PoseViz

This is a web-based viewer for 3D body tracking recordings. It was created for the research project HoPE and uses its own native file format.

Demo

Documentation

PoseViz is a browser-based 3D visualization for pose tracking data recordings. Body tracking data, which can be gathered from infrared or stereoscopic depth sensors or estimated from normal 2D video feeds, is visualized as skeletons. It can be augmented with several optional inference visualizations, such as estimated gaze directions or projected walking trajectories.

This program was initially developed for the DFG-funded research project HoPE, which was concerned with the study of people’s behavior in front of large interactive public screens. When the HoPE research project began in 2021, we noticed fairly quickly that there were several different technological solutions for body tracking and pose estimation, but no vendor-neutral software or data format for storing and playing back recorded body tracking data. To remedy this gap, a custom file format for scene-based pose tracking data, also called PoseViz, was developed in tandem with this visualization software. It is loosely based on the Wavefront OBJ 3D model format and is relatively easy to intuit in a text editor. At time of writing, no tool to record/generate PoseViz files has been published, since in the course of the research project, they were deeply embedded in each sensor setup.

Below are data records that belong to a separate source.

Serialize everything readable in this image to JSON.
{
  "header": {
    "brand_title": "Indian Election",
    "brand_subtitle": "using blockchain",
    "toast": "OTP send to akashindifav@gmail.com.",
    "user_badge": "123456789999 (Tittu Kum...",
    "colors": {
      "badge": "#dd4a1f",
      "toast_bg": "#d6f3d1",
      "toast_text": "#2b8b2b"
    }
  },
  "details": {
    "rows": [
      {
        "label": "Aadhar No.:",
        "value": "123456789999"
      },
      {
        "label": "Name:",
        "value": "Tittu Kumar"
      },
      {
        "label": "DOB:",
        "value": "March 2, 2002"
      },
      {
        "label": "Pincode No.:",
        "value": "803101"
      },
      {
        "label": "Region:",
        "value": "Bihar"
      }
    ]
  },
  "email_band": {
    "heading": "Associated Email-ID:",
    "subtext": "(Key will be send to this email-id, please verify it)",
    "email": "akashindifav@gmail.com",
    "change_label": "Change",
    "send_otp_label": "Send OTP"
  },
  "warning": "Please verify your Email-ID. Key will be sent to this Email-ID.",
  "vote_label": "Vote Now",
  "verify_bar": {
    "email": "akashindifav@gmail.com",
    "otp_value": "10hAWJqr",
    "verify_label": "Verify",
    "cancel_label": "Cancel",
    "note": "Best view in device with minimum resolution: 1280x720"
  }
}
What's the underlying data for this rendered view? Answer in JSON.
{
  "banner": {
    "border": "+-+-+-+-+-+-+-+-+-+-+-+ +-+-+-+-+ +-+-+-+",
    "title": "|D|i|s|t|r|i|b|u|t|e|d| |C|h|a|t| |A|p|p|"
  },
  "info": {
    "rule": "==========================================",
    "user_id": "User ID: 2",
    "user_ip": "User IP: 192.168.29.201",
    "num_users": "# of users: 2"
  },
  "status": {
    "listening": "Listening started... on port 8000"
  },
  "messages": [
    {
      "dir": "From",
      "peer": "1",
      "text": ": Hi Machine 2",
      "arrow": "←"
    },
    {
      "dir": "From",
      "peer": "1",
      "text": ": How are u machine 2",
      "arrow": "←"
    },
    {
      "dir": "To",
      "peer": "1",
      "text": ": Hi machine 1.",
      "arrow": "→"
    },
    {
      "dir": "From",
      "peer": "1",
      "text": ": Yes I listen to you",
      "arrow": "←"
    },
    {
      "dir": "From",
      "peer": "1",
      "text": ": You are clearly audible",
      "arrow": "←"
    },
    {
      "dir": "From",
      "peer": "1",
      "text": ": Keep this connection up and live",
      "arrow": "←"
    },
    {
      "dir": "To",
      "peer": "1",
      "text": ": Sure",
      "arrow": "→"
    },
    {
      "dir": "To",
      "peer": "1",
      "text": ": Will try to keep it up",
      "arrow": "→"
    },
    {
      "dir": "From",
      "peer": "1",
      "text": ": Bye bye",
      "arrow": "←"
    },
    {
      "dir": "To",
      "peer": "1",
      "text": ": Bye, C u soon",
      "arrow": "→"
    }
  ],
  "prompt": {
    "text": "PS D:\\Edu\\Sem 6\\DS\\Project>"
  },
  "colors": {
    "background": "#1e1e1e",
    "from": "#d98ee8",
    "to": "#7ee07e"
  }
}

Scene-based body tracking data differs from typical skeletal animation data (e.g. BioVision Hierarchy) by being oriented around a fixed spatial context which actors may enter or leave over the course of a recording, instead of aiming to record one specific actor’s body movements. Nonetheless, BVH rendering support has been added to PoseViz for demonstration purposes.

With the end of project HoPE, development of PoseViz mostly came to a stop. When I left my then-employer in May 2026, we agreed that I would take the project with me and host it from this website. For that occasion, I worked on some improved demonstration-related features and long-postponed minor tweaks to make it more generally usable outside of our specific sensor setups. Rendering performance and frame rate accuracy were also improved. Unless a follow-up research project ends up emerging, this is presumed to be the finished state of PoseViz.

Poseviz_example

Screenshot of the PoseViz software. A body tracking recording is being played in which a person is balancing on one leg. At the bottom of the screen, there is a play progress bar with a play button on the left and a time stamp showing “0:23 / 0:40” on the right. Three dots in a vertical order are displayed in the top right corner.

PoseViz was designed to resemble a web-based video player, with a play/pause button, a playback bar allowing for skipping, and timestamp output. Under the hood it renders a dynamic three.js scene.